Babasından miras kalan arıcılığı sürdüren Mersinli Mustafa Akpınar, kaliteli ve lezzetli bal üretebilmek amacıyla 30 yıldır şehir şehir gezip adeta mevsimleri kovalıyor.
Ata mesleği arıcılıkla memleketi Tarsus'ta henüz ilkokul yıllarında tanışan Akpınar, ömrünün büyük kısmında, yılın büyük bölümünü evinden uzakta arılarıyla birlikte gezgin bir hayat yaşayarak geçiriyor.
AA muhabirine konuşan Akpınar, mesleğini severek yaptığını ve her yıl Erciyes Dağı'na geldiğini söyledi.

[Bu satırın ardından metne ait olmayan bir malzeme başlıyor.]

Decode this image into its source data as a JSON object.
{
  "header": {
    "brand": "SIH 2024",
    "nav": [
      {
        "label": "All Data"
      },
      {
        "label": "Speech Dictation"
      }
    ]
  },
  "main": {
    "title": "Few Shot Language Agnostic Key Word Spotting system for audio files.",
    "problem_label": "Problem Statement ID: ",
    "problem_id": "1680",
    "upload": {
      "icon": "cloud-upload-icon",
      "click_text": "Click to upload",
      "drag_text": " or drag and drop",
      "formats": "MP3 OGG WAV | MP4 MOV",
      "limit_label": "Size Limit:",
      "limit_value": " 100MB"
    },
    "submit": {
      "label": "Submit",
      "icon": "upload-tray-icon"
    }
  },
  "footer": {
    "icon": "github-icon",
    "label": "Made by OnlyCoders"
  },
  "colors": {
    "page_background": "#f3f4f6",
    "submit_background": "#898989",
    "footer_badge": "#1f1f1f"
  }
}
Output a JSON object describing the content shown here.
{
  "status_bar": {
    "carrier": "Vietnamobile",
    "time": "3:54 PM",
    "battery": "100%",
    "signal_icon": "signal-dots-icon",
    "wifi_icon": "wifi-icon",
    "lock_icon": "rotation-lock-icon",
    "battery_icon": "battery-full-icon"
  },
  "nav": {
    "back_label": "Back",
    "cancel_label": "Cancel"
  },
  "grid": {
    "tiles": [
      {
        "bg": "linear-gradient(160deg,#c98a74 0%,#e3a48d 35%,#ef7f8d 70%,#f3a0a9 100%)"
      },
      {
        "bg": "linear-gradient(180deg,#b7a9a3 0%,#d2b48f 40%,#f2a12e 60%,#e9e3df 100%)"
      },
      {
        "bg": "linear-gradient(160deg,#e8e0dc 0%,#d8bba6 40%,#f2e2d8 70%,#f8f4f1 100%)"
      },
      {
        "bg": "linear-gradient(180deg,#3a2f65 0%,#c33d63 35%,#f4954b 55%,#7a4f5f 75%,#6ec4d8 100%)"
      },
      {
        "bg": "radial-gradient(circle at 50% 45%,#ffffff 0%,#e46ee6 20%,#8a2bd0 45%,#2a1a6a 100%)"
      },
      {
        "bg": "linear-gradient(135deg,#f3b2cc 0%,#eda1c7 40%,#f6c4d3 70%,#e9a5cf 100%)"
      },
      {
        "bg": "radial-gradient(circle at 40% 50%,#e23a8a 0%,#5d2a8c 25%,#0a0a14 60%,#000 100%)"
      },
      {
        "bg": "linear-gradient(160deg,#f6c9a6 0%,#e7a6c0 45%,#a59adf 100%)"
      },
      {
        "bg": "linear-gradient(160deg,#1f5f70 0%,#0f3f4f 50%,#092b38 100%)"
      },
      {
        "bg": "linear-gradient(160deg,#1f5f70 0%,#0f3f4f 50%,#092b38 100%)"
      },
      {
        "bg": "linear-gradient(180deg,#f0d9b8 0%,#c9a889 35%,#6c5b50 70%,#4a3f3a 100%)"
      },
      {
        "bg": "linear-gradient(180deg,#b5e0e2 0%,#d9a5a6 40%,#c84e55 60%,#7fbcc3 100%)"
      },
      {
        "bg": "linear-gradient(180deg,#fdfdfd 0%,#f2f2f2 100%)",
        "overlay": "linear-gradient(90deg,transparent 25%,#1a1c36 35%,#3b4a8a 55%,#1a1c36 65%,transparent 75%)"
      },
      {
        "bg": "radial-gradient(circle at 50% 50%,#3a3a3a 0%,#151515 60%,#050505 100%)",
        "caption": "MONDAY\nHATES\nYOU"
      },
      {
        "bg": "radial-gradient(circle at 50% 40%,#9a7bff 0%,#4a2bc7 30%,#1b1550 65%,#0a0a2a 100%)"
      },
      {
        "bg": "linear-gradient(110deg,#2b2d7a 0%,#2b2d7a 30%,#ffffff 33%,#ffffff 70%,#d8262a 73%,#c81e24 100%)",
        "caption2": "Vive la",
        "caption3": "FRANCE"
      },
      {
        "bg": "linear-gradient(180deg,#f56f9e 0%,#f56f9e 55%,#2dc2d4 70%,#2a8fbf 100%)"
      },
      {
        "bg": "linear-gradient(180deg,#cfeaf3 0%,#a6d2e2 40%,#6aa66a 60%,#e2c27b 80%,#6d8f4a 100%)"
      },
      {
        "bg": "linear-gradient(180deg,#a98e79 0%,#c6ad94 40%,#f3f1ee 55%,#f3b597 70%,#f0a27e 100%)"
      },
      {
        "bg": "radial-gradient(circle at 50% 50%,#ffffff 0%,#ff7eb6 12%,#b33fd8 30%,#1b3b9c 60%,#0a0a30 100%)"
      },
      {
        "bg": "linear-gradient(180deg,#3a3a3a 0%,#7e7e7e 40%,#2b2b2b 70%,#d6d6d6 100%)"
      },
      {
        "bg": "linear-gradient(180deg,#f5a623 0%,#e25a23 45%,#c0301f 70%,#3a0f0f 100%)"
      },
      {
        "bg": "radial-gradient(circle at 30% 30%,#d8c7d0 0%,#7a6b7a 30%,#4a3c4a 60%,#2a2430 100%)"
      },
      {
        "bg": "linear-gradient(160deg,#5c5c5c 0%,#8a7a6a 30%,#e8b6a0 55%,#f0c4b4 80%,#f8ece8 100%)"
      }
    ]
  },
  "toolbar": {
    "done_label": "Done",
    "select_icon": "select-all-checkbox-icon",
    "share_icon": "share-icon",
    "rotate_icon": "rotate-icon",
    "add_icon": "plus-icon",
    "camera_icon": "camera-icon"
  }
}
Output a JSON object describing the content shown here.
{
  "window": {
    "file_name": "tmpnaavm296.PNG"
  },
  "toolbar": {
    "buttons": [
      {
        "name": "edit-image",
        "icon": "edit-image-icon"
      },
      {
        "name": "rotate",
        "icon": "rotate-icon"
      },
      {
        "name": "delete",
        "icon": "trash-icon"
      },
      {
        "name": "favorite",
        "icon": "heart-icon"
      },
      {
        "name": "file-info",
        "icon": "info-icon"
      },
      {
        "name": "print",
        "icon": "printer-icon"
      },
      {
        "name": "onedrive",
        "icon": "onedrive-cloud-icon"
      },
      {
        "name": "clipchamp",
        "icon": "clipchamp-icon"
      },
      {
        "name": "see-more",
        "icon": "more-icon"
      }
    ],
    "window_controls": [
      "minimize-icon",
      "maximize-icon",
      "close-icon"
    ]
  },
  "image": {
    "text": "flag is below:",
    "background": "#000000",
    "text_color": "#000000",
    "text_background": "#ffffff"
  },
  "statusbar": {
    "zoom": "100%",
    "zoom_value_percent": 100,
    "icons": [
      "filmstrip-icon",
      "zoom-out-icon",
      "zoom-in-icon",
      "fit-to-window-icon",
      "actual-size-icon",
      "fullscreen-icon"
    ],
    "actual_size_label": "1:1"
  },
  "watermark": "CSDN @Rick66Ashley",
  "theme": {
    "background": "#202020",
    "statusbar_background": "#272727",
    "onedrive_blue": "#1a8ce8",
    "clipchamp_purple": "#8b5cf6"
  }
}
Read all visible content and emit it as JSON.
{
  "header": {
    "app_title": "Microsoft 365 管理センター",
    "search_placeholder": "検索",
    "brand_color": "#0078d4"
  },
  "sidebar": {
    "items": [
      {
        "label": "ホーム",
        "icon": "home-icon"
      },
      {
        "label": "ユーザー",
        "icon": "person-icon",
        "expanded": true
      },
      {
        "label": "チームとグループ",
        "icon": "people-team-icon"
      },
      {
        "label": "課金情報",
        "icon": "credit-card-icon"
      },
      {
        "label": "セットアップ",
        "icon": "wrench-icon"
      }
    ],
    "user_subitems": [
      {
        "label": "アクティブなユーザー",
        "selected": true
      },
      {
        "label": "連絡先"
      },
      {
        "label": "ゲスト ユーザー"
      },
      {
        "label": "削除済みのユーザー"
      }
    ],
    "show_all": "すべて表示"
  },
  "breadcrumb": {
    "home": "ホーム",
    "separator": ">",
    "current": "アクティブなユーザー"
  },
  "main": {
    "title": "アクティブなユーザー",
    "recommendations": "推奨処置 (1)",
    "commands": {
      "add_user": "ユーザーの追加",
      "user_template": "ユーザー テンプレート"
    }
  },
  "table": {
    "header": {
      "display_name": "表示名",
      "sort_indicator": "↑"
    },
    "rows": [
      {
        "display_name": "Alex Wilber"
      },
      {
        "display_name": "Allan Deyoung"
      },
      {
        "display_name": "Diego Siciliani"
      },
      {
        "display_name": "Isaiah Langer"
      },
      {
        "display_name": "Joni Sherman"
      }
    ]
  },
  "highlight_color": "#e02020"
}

Arıcılıkta işlerin şubat ayında başladığını belirten Akpınar, şunları kaydetti:
"Baba mesleği arıcılığı ilkokulu bitirdiğimden beri, 30 yılın üstünde yapıyorum. Benim gelirim sadece bu, başka bir işimiz yok. Gezgin arıcıyız. Sırasıyla mevsimi kovalıyoruz. Mesleğimden memnunum. Bizim işimiz şubat ayında başlar ve nisan ayına kadar kış bakımı olur, genelde bunu da Tarsus'ta yaparız. Ondan sonra narenciye bölgesine gidilir. Bu Adana bölgesi olur. Narenciye biter ve 15 Mayıs gibi genelde Kayseri'ye gelirim. Bünyan ve Sarıoğlan arası ama haziran ayının sonuna doğru Erciyes'e çıkıyorum. Burada da mesai temmuz 15 gibi biter. Daha sonra da genellikle çamlık bölgelere gideriz. Gezgin arıcı olarak Türkiye'nin hele hele İç Anadolu'nun her vilayetine gidilir. Türkiye'nin çok yerini gezdik. Yaklaşık 15 ile gittik. Niğde, Aksaray, Konya, Kayseri, Şanlıurfa, Aydın, Muğla gibi yerlere gittik. Sayamadığım yerler de var. "
Her bölgenin arılara farklı bir zenginlik sunduğunu anlatan Akpınar, Kayseri Erciyes'in keven, Muğla'nın çam, Mersin'in narenciye bölgesi olduğunu dile getirdi.